Yes, Hitsugaya-taichou may be hot, but I don't think there was any chemistry between us. I know I didn't love him, but did he love me? He repeatedly said he does, but...
"Rukia." Ichigo said, his face serious. I turned my face towards him, curious of what made him so serious.
"Yeah?"
"I know it's already too late to tell you this, but... I love you, Rukia. I think I have ever since I met you when I delivered your clothes. I'm sorry if you are even more confused not but I just had to tell you. I couldn't live with myself if I kept it all in." I froze right on the spot.
I couldn't speak. The last thing I needed was to have two guys trying to win over me. No no... Ichigo was my friend, I never even considered him as an option.
"Ichigo..." I finally breathed out, my eyes glued to his chest. I couldn't bring myself to look him in the eye knowing that I would reject him. But why were things so awkward between is now? Was it because that I was scared that I will hurt his feelings? Or did I like the feeling knowing that I have captured the attention of two guys?
My heart thumped against my chest like an uneven drum beat. I could hear it in my ears, and I was almost sure that Ichigo could too.
Roughly, he grabbed the back of my neck and crushed his mouth against mine. I pushed against him, but he just wouldn't let go.
I could feel his hot, steamy breath in my mouth, his tongue asking for entrance. I pulled back, "Ichigo, stop-" he took advantage of this and shoved his tongue down my throat, making me whine. He explored my mouth, much to my displeasure, and was about to-
Bam! A fist came out of nowhere and and replaced the spot where Ichigo's face had been a second a go. I looked up, and saw Hitsugaya, his eyes so full of fury and rage that they turned into a dangerous hue of dark turquoise.
They looked so inhuman that I backed away from him.
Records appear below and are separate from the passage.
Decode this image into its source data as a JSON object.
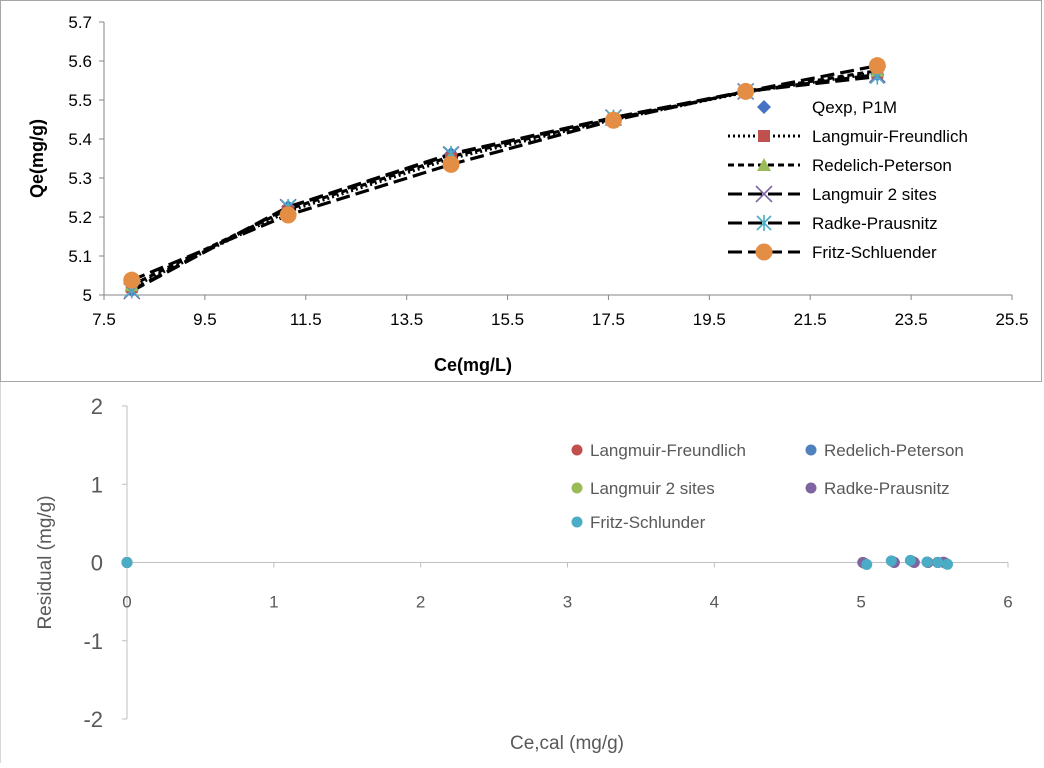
{
  "chart_data": [
    {
      "type": "line",
      "title": "",
      "xlabel": "Ce(mg/L)",
      "ylabel": "Qe(mg/g)",
      "xlim": [
        7.5,
        25.5
      ],
      "ylim": [
        5.0,
        5.7
      ],
      "x_ticks": [
        "7.5",
        "9.5",
        "11.5",
        "13.5",
        "15.5",
        "17.5",
        "19.5",
        "21.5",
        "23.5",
        "25.5"
      ],
      "y_ticks": [
        "5",
        "5.1",
        "5.2",
        "5.3",
        "5.4",
        "5.5",
        "5.6",
        "5.7"
      ],
      "grid": false,
      "legend_position": "right",
      "series": [
        {
          "name": "Qexp, P1M",
          "marker": "diamond",
          "color": "#4472C4",
          "line": "none",
          "x": [
            8.05,
            11.15,
            14.38,
            17.6,
            20.22,
            22.83
          ],
          "y": [
            5.012,
            5.226,
            5.362,
            5.455,
            5.522,
            5.565
          ]
        },
        {
          "name": "Langmuir-Freundlich",
          "marker": "square",
          "color": "#C0504D",
          "line": "dotted",
          "x": [
            8.05,
            11.15,
            14.38,
            17.6,
            20.22,
            22.83
          ],
          "y": [
            5.02,
            5.215,
            5.35,
            5.45,
            5.52,
            5.57
          ]
        },
        {
          "name": "Redelich-Peterson",
          "marker": "triangle",
          "color": "#9BBB59",
          "line": "dashed",
          "x": [
            8.05,
            11.15,
            14.38,
            17.6,
            20.22,
            22.83
          ],
          "y": [
            5.025,
            5.22,
            5.355,
            5.452,
            5.521,
            5.575
          ]
        },
        {
          "name": "Langmuir 2 sites",
          "marker": "x",
          "color": "#7F65A3",
          "line": "longdash",
          "x": [
            8.05,
            11.15,
            14.38,
            17.6,
            20.22,
            22.83
          ],
          "y": [
            5.01,
            5.225,
            5.36,
            5.455,
            5.522,
            5.565
          ]
        },
        {
          "name": "Radke-Prausnitz",
          "marker": "star",
          "color": "#4BACC6",
          "line": "longdash",
          "x": [
            8.05,
            11.15,
            14.38,
            17.6,
            20.22,
            22.83
          ],
          "y": [
            5.012,
            5.226,
            5.362,
            5.455,
            5.522,
            5.56
          ]
        },
        {
          "name": "Fritz-Schluender",
          "marker": "circle",
          "color": "#E38E44",
          "line": "longdash",
          "x": [
            8.05,
            11.15,
            14.38,
            17.6,
            20.22,
            22.83
          ],
          "y": [
            5.038,
            5.205,
            5.335,
            5.448,
            5.522,
            5.588
          ]
        }
      ]
    },
    {
      "type": "scatter",
      "title": "",
      "xlabel": "Ce,cal (mg/g)",
      "ylabel": "Residual (mg/g)",
      "xlim": [
        0,
        6
      ],
      "ylim": [
        -2,
        2
      ],
      "x_ticks": [
        "0",
        "1",
        "2",
        "3",
        "4",
        "5",
        "6"
      ],
      "y_ticks": [
        "2",
        "1",
        "0",
        "-1",
        "-2"
      ],
      "grid": false,
      "legend_position": "top-right",
      "series": [
        {
          "name": "Langmuir-Freundlich",
          "color": "#C0504D",
          "x": [
            0,
            5.02,
            5.215,
            5.35,
            5.45,
            5.52,
            5.57
          ],
          "y": [
            0,
            -0.008,
            0.011,
            0.012,
            0.005,
            0.002,
            -0.005
          ]
        },
        {
          "name": "Redelich-Peterson",
          "color": "#4F81BD",
          "x": [
            0,
            5.025,
            5.22,
            5.355,
            5.452,
            5.521,
            5.575
          ],
          "y": [
            0,
            -0.013,
            0.006,
            0.007,
            0.003,
            0.001,
            -0.01
          ]
        },
        {
          "name": "Langmuir 2 sites",
          "color": "#9BBB59",
          "x": [
            0,
            5.01,
            5.225,
            5.36,
            5.455,
            5.522,
            5.565
          ],
          "y": [
            0,
            0.002,
            0.001,
            0.002,
            0,
            0,
            0
          ]
        },
        {
          "name": "Radke-Prausnitz",
          "color": "#8064A2",
          "x": [
            0,
            5.012,
            5.226,
            5.362,
            5.455,
            5.522,
            5.56
          ],
          "y": [
            0,
            0,
            0,
            0,
            0,
            0,
            0.005
          ]
        },
        {
          "name": "Fritz-Schlunder",
          "color": "#4BACC6",
          "x": [
            0,
            5.038,
            5.205,
            5.335,
            5.448,
            5.522,
            5.588
          ],
          "y": [
            0,
            -0.026,
            0.021,
            0.027,
            0.007,
            0,
            -0.023
          ]
        }
      ]
    }
  ]
}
I've seen people being slaughtered inches before me, seen Zaraki-taichou impale thousands of hollows, but I have never seen such a horrifying expression.
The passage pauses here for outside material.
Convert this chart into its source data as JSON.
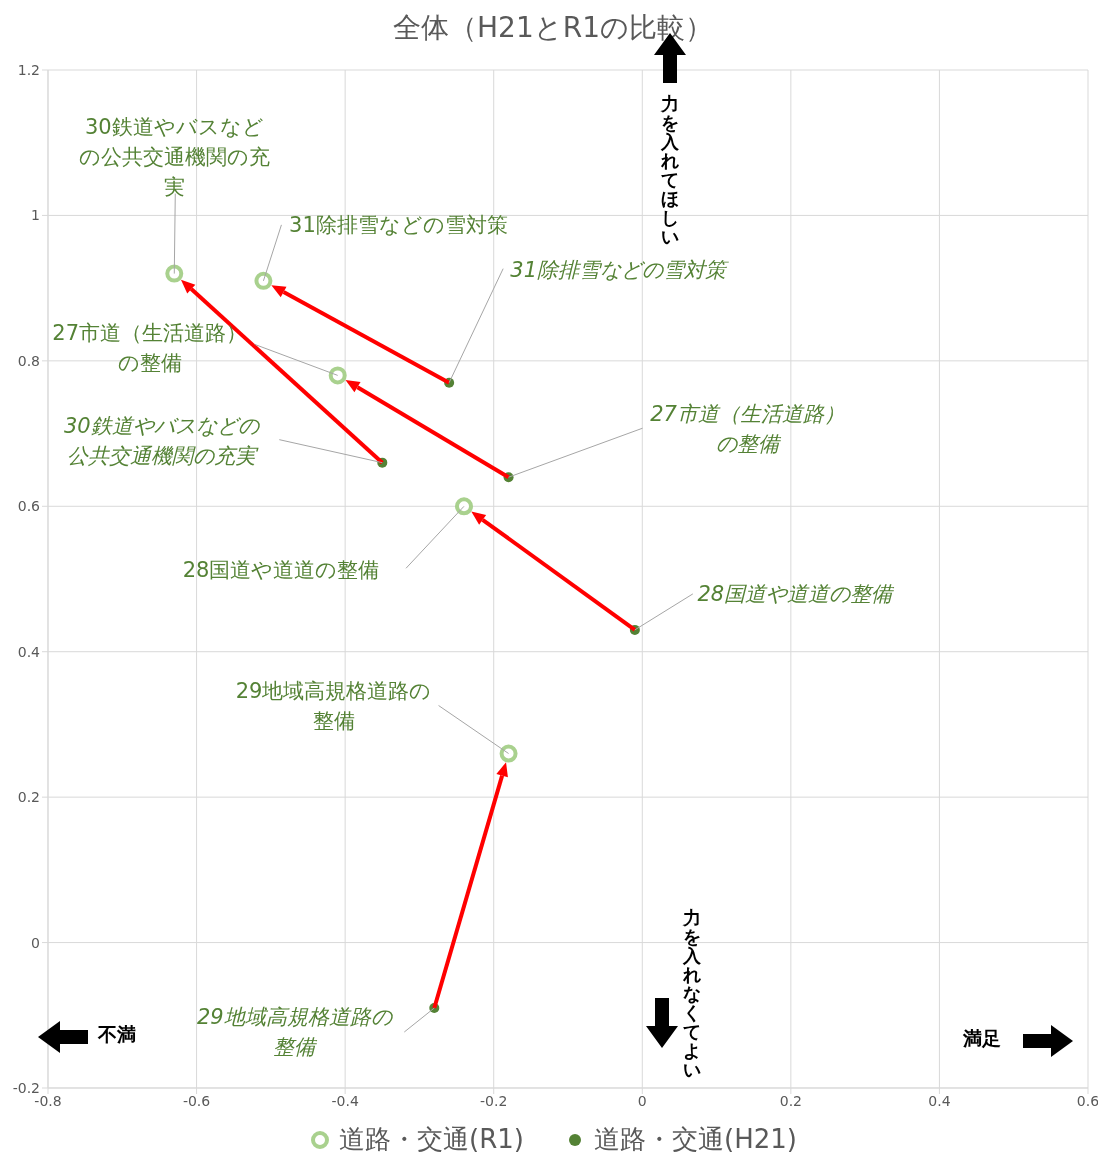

A dark aura surrounded Hitsugaya. He turned and his angry eyes glared down at me and I flinched at their hardness. His eyes stared at me, long and hard before returning to their usual gentle teal.
"Rukia. I'm so sorry. Are you alright? Did he hurt you?!" I shook my head furiously, trying to clear my head of his expression. I felt a tear escape my eye; not because I was frightened, but was scared for Hitsugaya-that he would do something stupid and regret it later.
I reached for him, but didn't want to make him attack me. Hesitantly, I put my arms around him, crying.
"shh, it's okay. Everything's going to be alright. Don't you worry." He coaxed, rubbing my back. It was only then did I realize that my knees have given out on me and I was being fully supported by Hitsugaya's arms.
I leaned into him, and pressed my hand on his perfectly sculpted chest, comforted by his warmth. However, the moment did not last long.
"Hey! Toshiro! That was quite a punch for a midget! How 'bout we spar for a bit? I still wanna see how strong the soutaichou is!"